My story seems like some of those above, in that my father was a good father in the important ways, but I never felt particularly close to him. My father is very hard-working and disciplined. He grew up poor – he lived in a house without an indoor bathroom until he was a teenager, which seems mind-boggling to me. He was one of seven children living on a small rural farm. In later life, it’s occurred to me that I know almost nothing about his childhood, and looking back I suspect that it wasn’t a very warm or loving environment. His parents did not seem to value education, but despite this, he put himself through school, eventually earning a Ph.D.
He’s a virtuous person. I’ve never known him to lie, cheat, or steal. He rarely curses. He’s unfailingly polite. He’s very much a “play by the rules” kind of person. As a child I thought this made him boring, but the older I get the more I respect his virtues, and have to concede that in many ways he is my better.
He provided for our family very well. We weren’t wealthy, but we never had to go without anything we really needed, and he paid for all of our college educations.
However, we’ve never been close. We’re very different people. I was extremely shy, and he is fairly outgoing. He’s athletic, and I was terrible at sports as a child, and avoided them. I devoured books, and I never knew my dad to read a book for pleasure (he educated himself for career reasons, and displayed no intellectual curiosity that I could see). He is extremely pragmatic and practical, and I was an imaginative and fanciful child. My dad was not an emotionally demonstrative person with anyone, but when it came to me, I think he was just baffled. I could never escape the feeling that I wasn’t the kind of son he’d wanted. (He never said such a thing, and never would; we just seemed unable to connect.)
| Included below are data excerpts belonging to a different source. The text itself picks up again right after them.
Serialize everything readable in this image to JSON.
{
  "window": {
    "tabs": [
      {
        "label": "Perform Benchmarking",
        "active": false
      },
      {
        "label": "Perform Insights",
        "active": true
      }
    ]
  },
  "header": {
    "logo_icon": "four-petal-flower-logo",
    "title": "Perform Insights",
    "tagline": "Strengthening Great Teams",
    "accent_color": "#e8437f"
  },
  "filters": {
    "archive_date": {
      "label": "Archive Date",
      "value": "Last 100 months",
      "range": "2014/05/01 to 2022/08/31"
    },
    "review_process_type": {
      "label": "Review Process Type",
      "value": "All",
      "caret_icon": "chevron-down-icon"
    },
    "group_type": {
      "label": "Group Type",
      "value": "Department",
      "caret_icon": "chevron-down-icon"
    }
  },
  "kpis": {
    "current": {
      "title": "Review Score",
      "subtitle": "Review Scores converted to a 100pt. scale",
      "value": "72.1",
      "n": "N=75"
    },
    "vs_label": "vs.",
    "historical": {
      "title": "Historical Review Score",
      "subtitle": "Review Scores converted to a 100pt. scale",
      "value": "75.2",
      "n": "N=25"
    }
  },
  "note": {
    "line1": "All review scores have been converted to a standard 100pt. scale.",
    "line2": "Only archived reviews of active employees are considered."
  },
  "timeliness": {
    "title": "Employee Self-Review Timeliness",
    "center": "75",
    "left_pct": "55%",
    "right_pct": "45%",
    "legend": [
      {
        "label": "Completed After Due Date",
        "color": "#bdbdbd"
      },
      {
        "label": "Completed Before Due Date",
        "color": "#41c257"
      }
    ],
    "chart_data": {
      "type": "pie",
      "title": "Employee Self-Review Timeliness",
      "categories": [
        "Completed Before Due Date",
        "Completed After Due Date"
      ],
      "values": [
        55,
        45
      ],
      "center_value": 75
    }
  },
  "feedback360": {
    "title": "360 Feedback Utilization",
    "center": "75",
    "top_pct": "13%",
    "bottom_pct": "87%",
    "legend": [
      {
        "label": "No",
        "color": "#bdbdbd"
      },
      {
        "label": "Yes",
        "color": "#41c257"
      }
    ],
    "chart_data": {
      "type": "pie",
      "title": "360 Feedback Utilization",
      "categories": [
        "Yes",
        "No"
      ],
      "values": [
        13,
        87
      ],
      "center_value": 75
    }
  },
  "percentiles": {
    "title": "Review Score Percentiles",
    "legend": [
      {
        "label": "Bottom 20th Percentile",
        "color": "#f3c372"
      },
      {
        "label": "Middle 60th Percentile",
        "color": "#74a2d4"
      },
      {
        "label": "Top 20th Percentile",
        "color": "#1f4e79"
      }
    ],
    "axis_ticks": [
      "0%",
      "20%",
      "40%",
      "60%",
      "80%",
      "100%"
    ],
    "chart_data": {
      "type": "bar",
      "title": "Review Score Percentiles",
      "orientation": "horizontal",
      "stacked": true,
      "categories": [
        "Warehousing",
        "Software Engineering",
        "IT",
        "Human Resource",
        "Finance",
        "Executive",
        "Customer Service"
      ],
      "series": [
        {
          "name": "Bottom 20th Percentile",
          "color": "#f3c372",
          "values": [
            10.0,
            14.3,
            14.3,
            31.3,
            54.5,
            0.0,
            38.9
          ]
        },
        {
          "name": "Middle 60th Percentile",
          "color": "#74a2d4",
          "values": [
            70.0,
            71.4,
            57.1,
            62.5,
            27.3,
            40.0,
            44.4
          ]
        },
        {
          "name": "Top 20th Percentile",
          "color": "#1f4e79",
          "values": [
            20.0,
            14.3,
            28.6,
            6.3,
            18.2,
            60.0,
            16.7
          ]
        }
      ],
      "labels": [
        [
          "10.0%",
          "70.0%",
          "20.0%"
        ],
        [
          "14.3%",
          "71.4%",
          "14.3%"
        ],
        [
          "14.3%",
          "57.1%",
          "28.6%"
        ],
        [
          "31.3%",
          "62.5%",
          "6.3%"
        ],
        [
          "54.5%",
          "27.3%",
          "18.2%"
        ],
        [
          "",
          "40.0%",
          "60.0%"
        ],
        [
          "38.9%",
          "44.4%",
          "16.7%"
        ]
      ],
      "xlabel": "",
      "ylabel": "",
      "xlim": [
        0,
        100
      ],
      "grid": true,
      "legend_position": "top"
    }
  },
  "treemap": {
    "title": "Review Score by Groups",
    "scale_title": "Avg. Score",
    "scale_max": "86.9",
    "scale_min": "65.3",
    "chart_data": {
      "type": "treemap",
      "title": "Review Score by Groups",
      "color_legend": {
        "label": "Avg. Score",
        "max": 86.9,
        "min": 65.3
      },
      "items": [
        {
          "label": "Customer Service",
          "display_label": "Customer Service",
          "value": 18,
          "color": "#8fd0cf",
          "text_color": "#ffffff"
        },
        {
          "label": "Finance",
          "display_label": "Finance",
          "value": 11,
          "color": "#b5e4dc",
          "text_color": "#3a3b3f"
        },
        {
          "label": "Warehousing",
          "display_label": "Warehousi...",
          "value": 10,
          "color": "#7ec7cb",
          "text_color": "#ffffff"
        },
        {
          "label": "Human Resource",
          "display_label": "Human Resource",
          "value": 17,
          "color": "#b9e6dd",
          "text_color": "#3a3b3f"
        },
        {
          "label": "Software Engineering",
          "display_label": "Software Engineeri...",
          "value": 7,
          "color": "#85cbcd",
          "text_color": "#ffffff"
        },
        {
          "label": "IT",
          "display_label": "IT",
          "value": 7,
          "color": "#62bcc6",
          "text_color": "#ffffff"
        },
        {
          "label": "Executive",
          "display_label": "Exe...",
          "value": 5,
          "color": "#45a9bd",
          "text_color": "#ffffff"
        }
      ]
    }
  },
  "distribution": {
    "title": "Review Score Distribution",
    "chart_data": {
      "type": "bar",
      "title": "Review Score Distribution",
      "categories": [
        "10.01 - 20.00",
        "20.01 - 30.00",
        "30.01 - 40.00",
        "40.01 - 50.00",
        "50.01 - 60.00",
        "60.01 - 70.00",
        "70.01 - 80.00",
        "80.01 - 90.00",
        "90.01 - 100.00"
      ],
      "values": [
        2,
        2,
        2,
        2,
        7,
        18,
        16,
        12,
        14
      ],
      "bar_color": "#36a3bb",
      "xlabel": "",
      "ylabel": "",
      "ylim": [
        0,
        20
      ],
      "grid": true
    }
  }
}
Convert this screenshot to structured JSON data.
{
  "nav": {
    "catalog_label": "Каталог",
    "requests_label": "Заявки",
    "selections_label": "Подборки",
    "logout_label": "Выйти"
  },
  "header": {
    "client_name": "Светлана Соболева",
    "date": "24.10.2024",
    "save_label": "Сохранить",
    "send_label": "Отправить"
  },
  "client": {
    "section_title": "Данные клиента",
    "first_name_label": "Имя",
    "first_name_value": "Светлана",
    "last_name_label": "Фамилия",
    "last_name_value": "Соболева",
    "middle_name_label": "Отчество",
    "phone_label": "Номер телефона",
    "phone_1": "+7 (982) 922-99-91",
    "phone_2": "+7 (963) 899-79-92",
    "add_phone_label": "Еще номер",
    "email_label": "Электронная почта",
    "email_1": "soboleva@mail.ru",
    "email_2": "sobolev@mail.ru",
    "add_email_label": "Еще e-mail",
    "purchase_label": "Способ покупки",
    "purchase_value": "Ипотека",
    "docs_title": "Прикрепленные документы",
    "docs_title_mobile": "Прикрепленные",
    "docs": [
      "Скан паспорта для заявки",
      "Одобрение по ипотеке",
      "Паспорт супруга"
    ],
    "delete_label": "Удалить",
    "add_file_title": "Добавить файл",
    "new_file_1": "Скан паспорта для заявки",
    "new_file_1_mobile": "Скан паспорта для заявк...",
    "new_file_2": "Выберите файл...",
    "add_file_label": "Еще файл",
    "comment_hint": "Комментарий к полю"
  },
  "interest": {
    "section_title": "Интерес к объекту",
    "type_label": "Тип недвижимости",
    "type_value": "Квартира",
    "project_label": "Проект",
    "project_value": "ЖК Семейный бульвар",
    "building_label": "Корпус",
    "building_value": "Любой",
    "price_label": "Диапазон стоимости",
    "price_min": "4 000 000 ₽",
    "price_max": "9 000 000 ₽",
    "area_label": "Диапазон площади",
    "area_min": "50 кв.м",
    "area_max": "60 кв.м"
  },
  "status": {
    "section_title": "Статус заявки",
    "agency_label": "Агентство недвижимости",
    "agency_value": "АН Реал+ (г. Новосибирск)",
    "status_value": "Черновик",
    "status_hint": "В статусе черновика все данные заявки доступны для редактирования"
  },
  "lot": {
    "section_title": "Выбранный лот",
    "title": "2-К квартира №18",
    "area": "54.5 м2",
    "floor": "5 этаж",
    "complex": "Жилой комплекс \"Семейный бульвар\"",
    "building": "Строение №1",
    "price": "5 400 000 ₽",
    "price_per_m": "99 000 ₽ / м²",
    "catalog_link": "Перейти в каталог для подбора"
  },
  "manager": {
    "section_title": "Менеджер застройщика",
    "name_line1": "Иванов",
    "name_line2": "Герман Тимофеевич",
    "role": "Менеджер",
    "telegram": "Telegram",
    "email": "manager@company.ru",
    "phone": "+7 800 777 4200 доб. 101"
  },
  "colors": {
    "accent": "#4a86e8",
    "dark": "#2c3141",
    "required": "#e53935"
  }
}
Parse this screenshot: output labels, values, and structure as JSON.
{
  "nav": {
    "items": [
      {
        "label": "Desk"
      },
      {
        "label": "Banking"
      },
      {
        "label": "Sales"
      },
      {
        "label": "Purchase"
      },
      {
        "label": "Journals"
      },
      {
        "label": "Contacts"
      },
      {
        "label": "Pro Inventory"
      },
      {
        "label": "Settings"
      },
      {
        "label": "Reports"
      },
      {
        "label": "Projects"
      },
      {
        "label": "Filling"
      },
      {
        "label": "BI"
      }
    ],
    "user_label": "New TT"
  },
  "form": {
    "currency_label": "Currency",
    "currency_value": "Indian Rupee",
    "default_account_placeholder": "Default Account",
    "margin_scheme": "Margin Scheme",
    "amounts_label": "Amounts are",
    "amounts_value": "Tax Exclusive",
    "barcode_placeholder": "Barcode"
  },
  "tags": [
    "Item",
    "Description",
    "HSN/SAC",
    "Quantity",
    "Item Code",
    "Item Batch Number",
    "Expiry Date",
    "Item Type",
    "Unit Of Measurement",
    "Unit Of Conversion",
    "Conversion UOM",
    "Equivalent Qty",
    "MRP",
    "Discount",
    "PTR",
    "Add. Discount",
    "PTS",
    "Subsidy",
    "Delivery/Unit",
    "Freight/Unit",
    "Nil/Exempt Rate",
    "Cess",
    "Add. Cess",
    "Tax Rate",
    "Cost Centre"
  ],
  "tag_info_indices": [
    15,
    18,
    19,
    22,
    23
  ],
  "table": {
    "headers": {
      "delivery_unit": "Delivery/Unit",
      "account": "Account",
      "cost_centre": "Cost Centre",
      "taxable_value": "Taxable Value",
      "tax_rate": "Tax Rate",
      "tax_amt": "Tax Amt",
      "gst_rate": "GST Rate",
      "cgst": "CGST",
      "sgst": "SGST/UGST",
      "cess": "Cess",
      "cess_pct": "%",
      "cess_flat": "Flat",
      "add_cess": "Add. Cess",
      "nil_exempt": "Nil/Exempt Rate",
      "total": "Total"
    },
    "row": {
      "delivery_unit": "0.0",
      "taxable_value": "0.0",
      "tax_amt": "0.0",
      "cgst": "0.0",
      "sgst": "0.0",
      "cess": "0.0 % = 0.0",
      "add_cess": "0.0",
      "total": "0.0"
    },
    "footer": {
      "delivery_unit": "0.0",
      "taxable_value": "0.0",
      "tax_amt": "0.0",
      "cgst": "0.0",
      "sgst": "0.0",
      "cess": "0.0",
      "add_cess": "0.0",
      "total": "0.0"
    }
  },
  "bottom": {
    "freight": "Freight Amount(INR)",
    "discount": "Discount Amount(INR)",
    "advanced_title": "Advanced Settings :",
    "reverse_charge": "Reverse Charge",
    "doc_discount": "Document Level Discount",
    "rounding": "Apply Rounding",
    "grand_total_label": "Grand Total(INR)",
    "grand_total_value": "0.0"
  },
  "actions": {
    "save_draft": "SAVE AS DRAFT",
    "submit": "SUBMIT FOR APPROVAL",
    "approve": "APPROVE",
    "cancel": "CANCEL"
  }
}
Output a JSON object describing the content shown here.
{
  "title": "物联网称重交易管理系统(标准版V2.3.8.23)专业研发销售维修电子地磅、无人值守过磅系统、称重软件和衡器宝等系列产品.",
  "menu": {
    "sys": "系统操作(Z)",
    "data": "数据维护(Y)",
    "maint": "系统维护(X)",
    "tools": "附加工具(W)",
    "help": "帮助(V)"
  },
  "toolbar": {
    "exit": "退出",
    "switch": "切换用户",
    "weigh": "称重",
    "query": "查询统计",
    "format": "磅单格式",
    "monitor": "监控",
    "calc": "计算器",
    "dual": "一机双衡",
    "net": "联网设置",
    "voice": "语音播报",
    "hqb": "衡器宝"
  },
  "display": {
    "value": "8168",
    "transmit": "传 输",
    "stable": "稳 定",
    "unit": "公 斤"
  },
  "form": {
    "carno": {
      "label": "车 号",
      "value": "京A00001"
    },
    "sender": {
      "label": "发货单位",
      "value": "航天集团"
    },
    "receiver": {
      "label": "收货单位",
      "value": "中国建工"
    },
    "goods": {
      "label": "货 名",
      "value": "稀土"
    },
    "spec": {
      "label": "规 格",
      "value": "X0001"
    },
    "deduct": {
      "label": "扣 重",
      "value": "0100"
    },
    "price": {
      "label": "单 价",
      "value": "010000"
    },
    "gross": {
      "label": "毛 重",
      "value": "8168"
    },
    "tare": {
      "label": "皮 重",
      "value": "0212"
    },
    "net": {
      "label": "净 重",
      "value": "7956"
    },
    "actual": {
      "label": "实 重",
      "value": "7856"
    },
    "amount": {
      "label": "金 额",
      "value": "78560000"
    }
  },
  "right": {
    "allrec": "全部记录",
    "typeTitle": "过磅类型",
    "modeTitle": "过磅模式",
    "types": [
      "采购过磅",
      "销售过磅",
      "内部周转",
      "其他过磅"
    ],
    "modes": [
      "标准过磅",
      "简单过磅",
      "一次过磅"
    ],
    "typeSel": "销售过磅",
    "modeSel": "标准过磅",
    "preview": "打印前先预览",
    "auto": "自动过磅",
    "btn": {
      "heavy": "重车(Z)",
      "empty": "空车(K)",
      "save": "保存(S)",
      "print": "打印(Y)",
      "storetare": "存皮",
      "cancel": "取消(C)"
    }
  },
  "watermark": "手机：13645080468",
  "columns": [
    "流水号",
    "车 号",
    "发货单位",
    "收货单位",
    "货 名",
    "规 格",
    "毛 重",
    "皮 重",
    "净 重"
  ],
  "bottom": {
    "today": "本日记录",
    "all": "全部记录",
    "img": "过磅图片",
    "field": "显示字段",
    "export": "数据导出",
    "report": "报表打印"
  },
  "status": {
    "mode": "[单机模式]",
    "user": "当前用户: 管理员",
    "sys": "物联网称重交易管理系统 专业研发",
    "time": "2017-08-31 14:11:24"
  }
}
Some of these “lessons” have symbolic value that is hard to explain. My dad has Parkinson’s now, and is losing his fine motor skills. I was visiting a few months ago, and he was having trouble tying his necktie, so I helped him. He was standing in the bathroom in front of the mirror, and I was standing behind him, reaching around to tie his tie (because that’s the only way I can do it – it’s all muscle memory). Suddenly it hit me that this was the exact reversal of how my dad had taught me to to do this as a child; I was the one standing in front of the mirror, watching him reach around from behind and tie the tie. At that moment, I decided that I would always tie my ties in precisely this way (as opposed to other kinds of knots).